I also love creating free write prompts and exercises! Figuring out how to make poetic techniques tangible to a poet at any phase of their journey feels like a creative practice in and of itself.

 

What's the ideal environment for your classroom? What atmosphere are you hoping to establish?

I love a classroom that is engaged and balanced; hearing from everyone in their own ways of participation (sharing, discussing, typing in the chat, supporting other peoples' ideas, allowing others a chance to speak); a space where we can allow for play and risk in our language. One way I work to create a grounded environment: defining the poetic terms we'll be working with, together, so that we can share a common language.

 

Regardless of what your class is specifically focusing on, what's the main goal you have for your students?

That you'll have a framework to generate new work, again and again, and that you'll leave with a poem brewing in your mind.

 

What are goals you have for yourself? These could be teaching goals, writing goals, career goals, community goals, etc.

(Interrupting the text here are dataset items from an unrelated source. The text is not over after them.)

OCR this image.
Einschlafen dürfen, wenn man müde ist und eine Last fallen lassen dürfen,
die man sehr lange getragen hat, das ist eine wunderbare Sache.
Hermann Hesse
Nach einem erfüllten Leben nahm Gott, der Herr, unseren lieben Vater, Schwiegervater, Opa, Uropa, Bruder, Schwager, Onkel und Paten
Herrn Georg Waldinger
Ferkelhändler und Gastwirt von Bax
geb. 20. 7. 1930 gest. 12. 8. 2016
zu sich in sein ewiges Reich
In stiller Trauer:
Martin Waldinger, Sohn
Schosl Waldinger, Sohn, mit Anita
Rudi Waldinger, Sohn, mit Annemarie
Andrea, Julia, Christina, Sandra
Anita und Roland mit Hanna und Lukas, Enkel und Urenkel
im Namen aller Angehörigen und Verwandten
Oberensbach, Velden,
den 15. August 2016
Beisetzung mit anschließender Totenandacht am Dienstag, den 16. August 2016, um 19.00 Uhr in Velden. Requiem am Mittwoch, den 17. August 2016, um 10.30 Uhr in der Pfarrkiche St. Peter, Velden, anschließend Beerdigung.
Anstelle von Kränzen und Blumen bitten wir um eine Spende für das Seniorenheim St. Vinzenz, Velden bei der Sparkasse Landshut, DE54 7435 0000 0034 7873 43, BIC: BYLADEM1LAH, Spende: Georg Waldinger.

In every class I teach, I strive to reframe poetry in its global and historical contexts. In my own writing, I'm still working toward understanding how the various Englishes I speak and the western and Chinese poetic forms I've inherited intertwine to form their own forms and traditions.

 

What have been some of your own favorite educational experiences?

I took a class on poets of color and the avant-garde with Cathy Park Hong while I was in my MFA. We read difficult texts and asked each other Hard Questions about politics, power, race, and poetry. It helped me to appreciate how deep a conversation can go with the right texts and an open classroom environment, and how necessary it is to bring these challenging conversations back to our own art.

 

To you personally, what is the most important part of the literary arts?

Talking about poetry until the bar closes, then writing the first lines of a poem in your head on the train ride home.